A recent letter in the South China Morning Post complains about Hong Kong’s new Xiqu, or Chinese opera, centre…
…it seems many troupes will be barred from performing because the rents for the venue are prohibitively high. The way the opera house is being run defeats its purpose.
We will come back to that word ‘purpose’.
Like its Western namesake, Chinese opera is not to everyone’s taste, but those who like it are often avid. Unlike a dense 15-hour Wagner-slog, it is not highbrow – if anything, its fans tend to be more grassroots and/or traditional than elite/worldly. Although it has a classic repertoire, composers produce new works, like this one on Donald Trump and Mao.
It is taught in schools and by tutors, and there are various amateur and semi-professional troupes, including famous stars.

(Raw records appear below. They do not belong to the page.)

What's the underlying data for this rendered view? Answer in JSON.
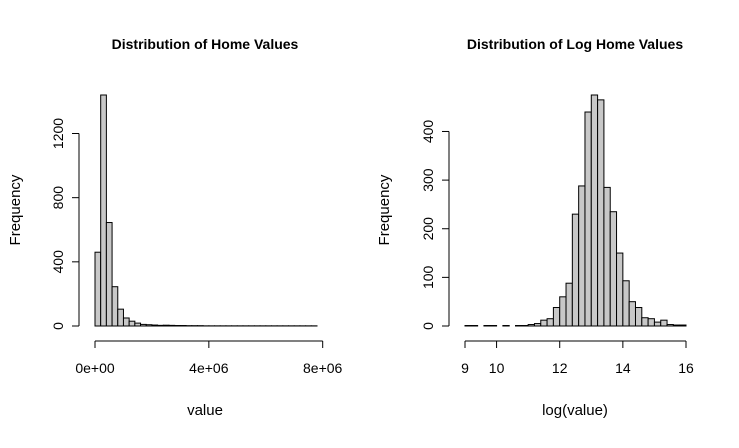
{
  "chart_data": [
    {
      "type": "bar",
      "subtype": "histogram",
      "title": "Distribution of Home Values",
      "xlabel": "value",
      "ylabel": "Frequency",
      "xlim": [
        0,
        7800000
      ],
      "ylim": [
        0,
        1440
      ],
      "x_ticks": [
        0,
        4000000,
        8000000
      ],
      "x_tick_labels": [
        "0e+00",
        "4e+06",
        "8e+06"
      ],
      "y_ticks": [
        0,
        400,
        800,
        1200
      ],
      "y_tick_labels": [
        "0",
        "400",
        "800",
        "1200"
      ],
      "bin_width": 200000,
      "bin_start": 0,
      "values": [
        460,
        1440,
        645,
        245,
        105,
        50,
        30,
        18,
        10,
        8,
        6,
        4,
        5,
        4,
        3,
        3,
        2,
        2,
        2,
        1,
        1,
        1,
        1,
        1,
        1,
        1,
        1,
        1,
        1,
        1,
        1,
        1,
        1,
        1,
        1,
        1,
        1,
        1,
        1
      ]
    },
    {
      "type": "bar",
      "subtype": "histogram",
      "title": "Distribution of Log Home Values",
      "xlabel": "log(value)",
      "ylabel": "Frequency",
      "xlim": [
        9,
        16
      ],
      "ylim": [
        0,
        475
      ],
      "x_ticks": [
        9,
        10,
        12,
        14,
        16
      ],
      "x_tick_labels": [
        "9",
        "10",
        "12",
        "14",
        "16"
      ],
      "y_ticks": [
        0,
        100,
        200,
        300,
        400
      ],
      "y_tick_labels": [
        "0",
        "100",
        "200",
        "300",
        "400"
      ],
      "bin_width": 0.2,
      "bin_start": 9.0,
      "values": [
        1,
        1,
        0,
        1,
        1,
        0,
        1,
        0,
        1,
        1,
        3,
        5,
        12,
        15,
        38,
        60,
        88,
        230,
        288,
        440,
        475,
        465,
        285,
        235,
        150,
        93,
        50,
        38,
        17,
        15,
        8,
        12,
        3,
        2,
        2
      ]
    }
  ]
}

Venues include the Sunbeam Theatre in North Point, the Yau Ma Tei heritage site and pop-up bamboo stages in villages.
So it’s a living cultural folk activity – sufficiently living and authentic for some prominent figures in the local scene to have triad links (allegedly, of course).
The Xiqu Centre at the West Kowloon Cultural Hub-Zone is a vast, eight-floor, 300,000 sq ft architectural monstrosity. Despite its ugly bulkiness, it has less seating than City Hall or the Cultural Centre. And it cost HK$2.7 billion. Of your money.
It seems to have a lot of rehearsal space, which – we might charitably and naively imagine – could in theory be available for local riffraff and students to use. But as the SCMP letter-writer says, the main venue will be charging rents that put it beyond reach of ordinary local troupes. It has to do that because it was so expensive, you see.
If this sounds puzzling, there’s a simple explanation. As with any visionary Hong Kong government projects, this is not for local people – even the all-precious ‘tourism’ is more an excuse than a real purpose. And (as with ‘tech’ initiatives) the West Kowloon Cultural Hub-Zone is not about promoting culture or (heaven forbid) creativity. It is yet another real-estate project.
And why the horrible unpronounceable mandarin name ?
@Casira – the word “Mandarin” there should give you a clue. Another suck-up to the mainland.
It’s named after the men’s fashion magazine – GQ.
Perhaps it’s Chinese opera at the Xiqu and Cantonese opera at the Sunbeam etc. One day the Greater Bay people (Hong Kong branch) may get their chance to vent their ire at the duplicitous fools who on one hand decry “No land” and on the other build this (sure to be) under used moneypit.